On Oct 5, 10:14*am, Owen Duffy wrote:


Non-ideal transformation ratio is not a big issue for an unun used
with an ATU, voltage withstand and loss are higher priority.

Owen,

Agreed. But the "non-ideal transformation" will result in changed
feedline losses and tuner losses. May be better, may be worse


Almost always, but probably more often for the better.

BTW, I gave a brief description of the FT240 #61 12t unun, but didn't
mention the winding details, they are 0.8mm wire spaced (centre to
centre) 3.2mm and permittivity 1.2 which describes a winding with 0.8mm
PTFE insulation for high voltage withstand, an 'ATU unun' in commercial
talk.


I enjoyed reading your balun loss article. "66% of the transmitter
power converted to heat inside the ATU" will be a surprise to many
folk. I can replicate almost the exact set-up you describe: G5RV
half-wave of ladderline4:1 voltage baluntuner; so If I can find
the time I'll try to measure the rate of temperature rise inside the
tuner case when it's handling 100W CW, and then stick a 60W light bulb
in the case and measure the rate of temperature rise again.

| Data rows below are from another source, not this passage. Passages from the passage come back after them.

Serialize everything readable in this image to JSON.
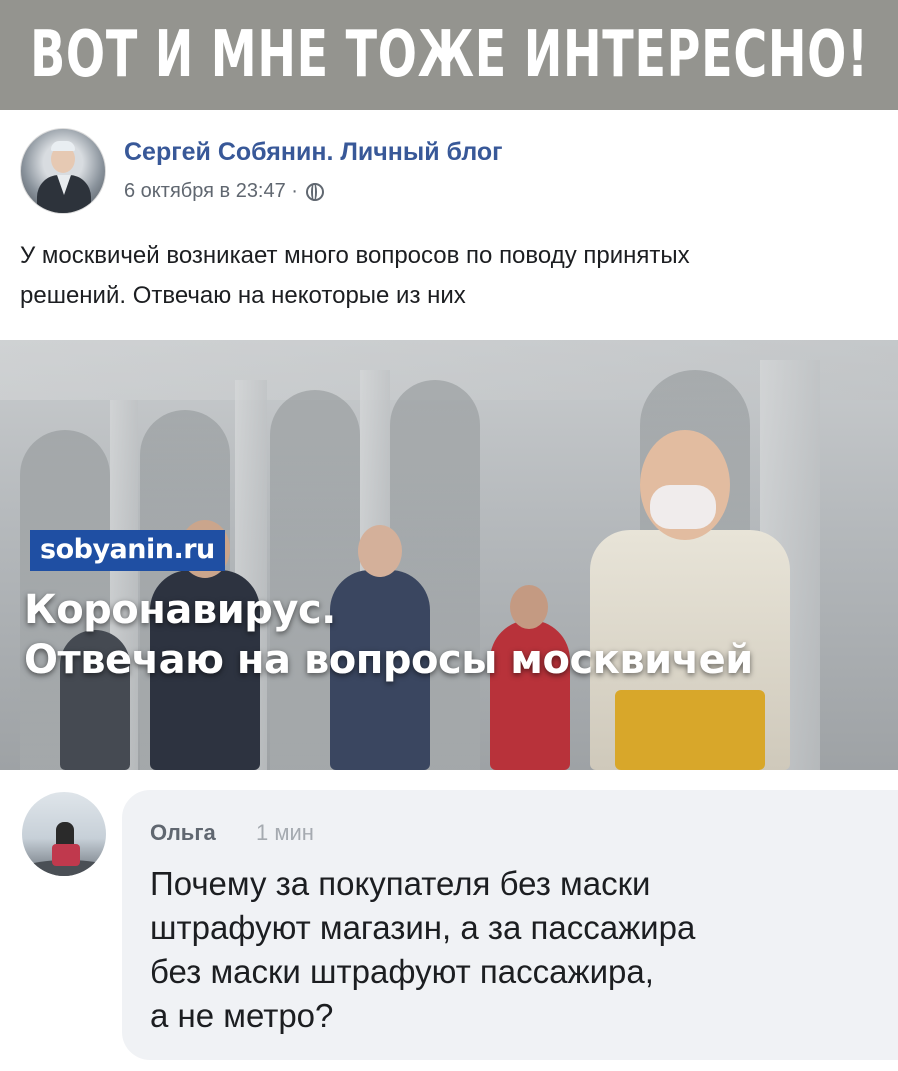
{
  "banner": {
    "title": "ВОТ И МНЕ ТОЖЕ ИНТЕРЕСНО!"
  },
  "post": {
    "author": "Сергей Собянин. Личный блог",
    "date": "6 октября в 23:47 ·",
    "privacy_icon": "globe-icon",
    "text_line1": "У москвичей возникает много вопросов по поводу принятых",
    "text_line2": "решений. Отвечаю на некоторые из них"
  },
  "image": {
    "site_tag": "sobyanin.ru",
    "headline_line1": "Коронавирус.",
    "headline_line2": "Отвечаю на вопросы москвичей"
  },
  "comment": {
    "author": "Ольга",
    "time": "1 мин",
    "line1": "Почему за покупателя без маски",
    "line2": "штрафуют магазин, а за пассажира",
    "line3": "без маски штрафуют пассажира,",
    "line4": "а не метро?"
  },
  "colors": {
    "banner_bg": "#94948f",
    "author_link": "#385898",
    "site_tag_bg": "#1f4fa3",
    "comment_bubble": "#f0f2f5"
  }
}
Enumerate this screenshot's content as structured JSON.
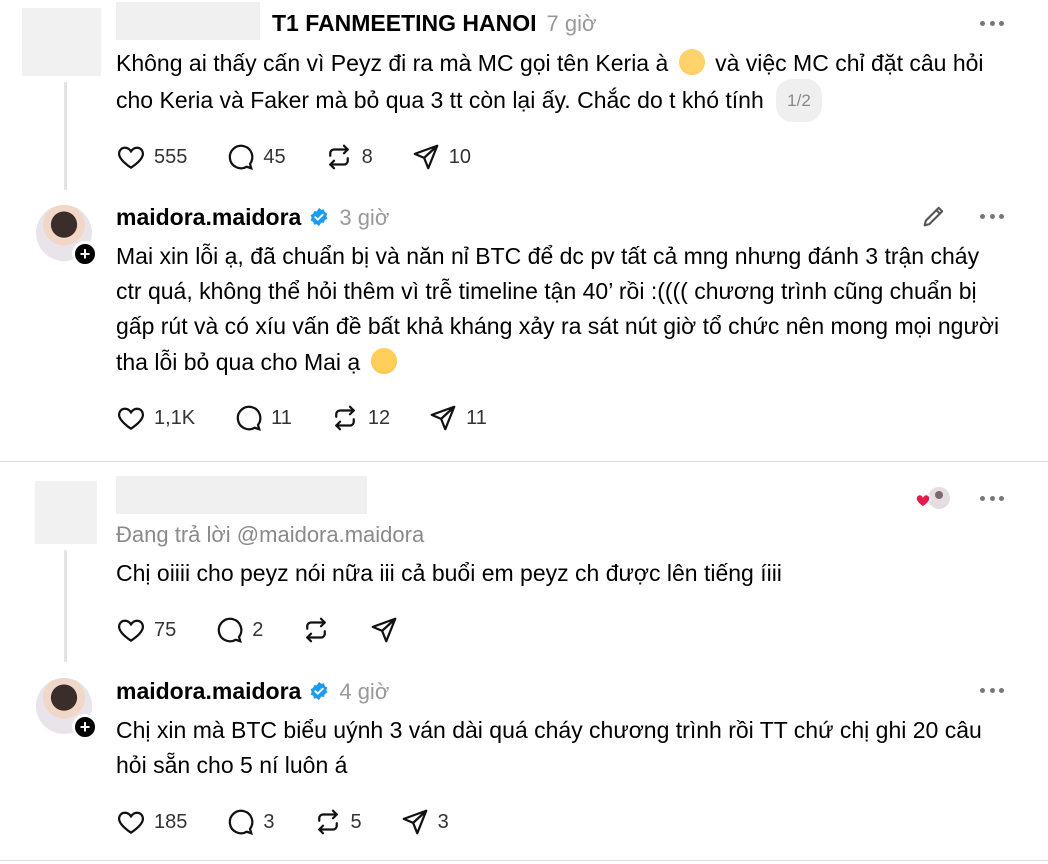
{
  "posts": [
    {
      "username": "T1 FANMEETING HANOI",
      "time": "7 giờ",
      "text_part1": "Không ai thấy cấn vì Peyz đi ra mà MC gọi tên Keria à",
      "text_part2": " và việc MC chỉ đặt câu hỏi cho Keria và Faker mà bỏ qua 3 tt còn lại ấy. Chắc do t khó tính",
      "pager": "1/2",
      "likes": "555",
      "comments": "45",
      "reposts": "8",
      "shares": "10"
    },
    {
      "username": "maidora.maidora",
      "time": "3 giờ",
      "text": "Mai xin lỗi ạ, đã chuẩn bị và năn nỉ BTC để dc pv tất cả mng nhưng đánh 3 trận cháy ctr quá, không thể hỏi thêm vì trễ timeline tận 40’ rồi :(((( chương trình cũng chuẩn bị gấp rút và có xíu vấn đề bất khả kháng xảy ra sát nút giờ tổ chức nên mong mọi người tha lỗi bỏ qua cho Mai ạ",
      "likes": "1,1K",
      "comments": "11",
      "reposts": "12",
      "shares": "11"
    },
    {
      "replying_to": "Đang trả lời @maidora.maidora",
      "text": "Chị oiiii cho peyz nói nữa iii cả buổi em peyz ch được lên tiếng íiii",
      "likes": "75",
      "comments": "2"
    },
    {
      "username": "maidora.maidora",
      "time": "4 giờ",
      "text": "Chị xin mà BTC biểu uýnh 3 ván dài quá cháy chương trình rồi TT chứ chị ghi 20 câu hỏi sẵn cho 5 ní luôn á",
      "likes": "185",
      "comments": "3",
      "reposts": "5",
      "shares": "3"
    }
  ],
  "colors": {
    "verified": "#1d9bf0",
    "time": "#999999",
    "heart": "#e8194b"
  }
}
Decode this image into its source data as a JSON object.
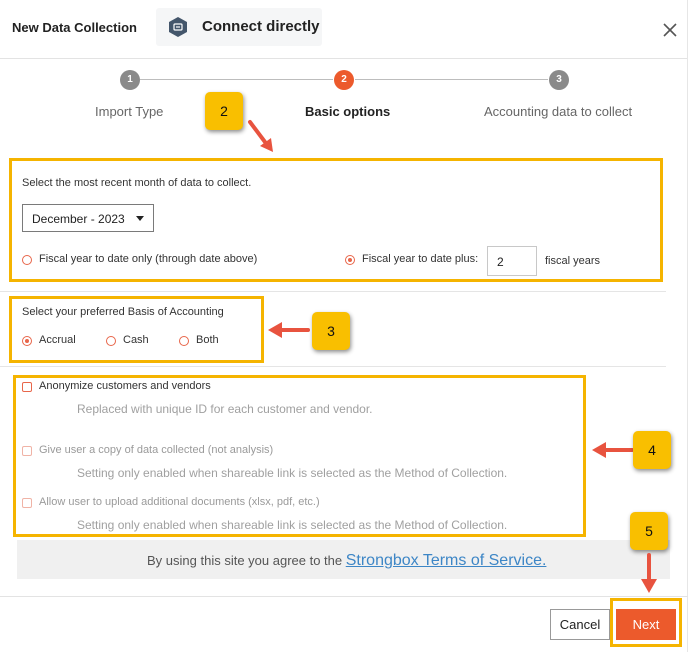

Keep in mind that ferrite cores heat (and cool) very slowly. One could
easily be fooled into thinking that there isn't much heat dissipated in
a short test, but after an hour of operation, the core is still heating
at a substantial rate. This is one of the things that saves the bacon of
manufacturers of 5kW and 10kW continuous rated baluns, they are not
usually called upon to operate at high duty cycle for long enough to
reach the Curie point.

Calorimetric measurments are problematic, they sound simple enough, but
latency my mean it takes hours to reach close to maximum operating
temperature.

The greater worry is that this manufacturer, and probably some others,
use thermoplastic insulation to support the coil, which could result in
damage if you operate the ATU long enough to reach operating
temperature. Do so entirely at your own risk.

At one time, I had two identical ATUs, and I attached one with a 600+j0
load to the tx on 1.8Mhz and adjusted for VSWR=1 on the input. I
replaced the load with another ATU backwards and with a 50+j0 load and
adjusted the second ATU for VSWR=1 on the input to the first ATU. I then
read the power into the 50 ohms load and out of the tx using a Bird 43
and calculated the loss. The loss in the first ATU under those
conditions can be approximated by allocating half the total loss. This
test indicated quite high loss, and the case was quite warm near the
balun after just minutes of testing. BTW, this was the same type of ATU
as in the article you mentioned earlier.

In the example article, about 26% of the tx power is radiated on 80m.
That sounds pretty awful, but it should be seen relative to say 80% as a
reasonable system efficiency for a multiband antenna.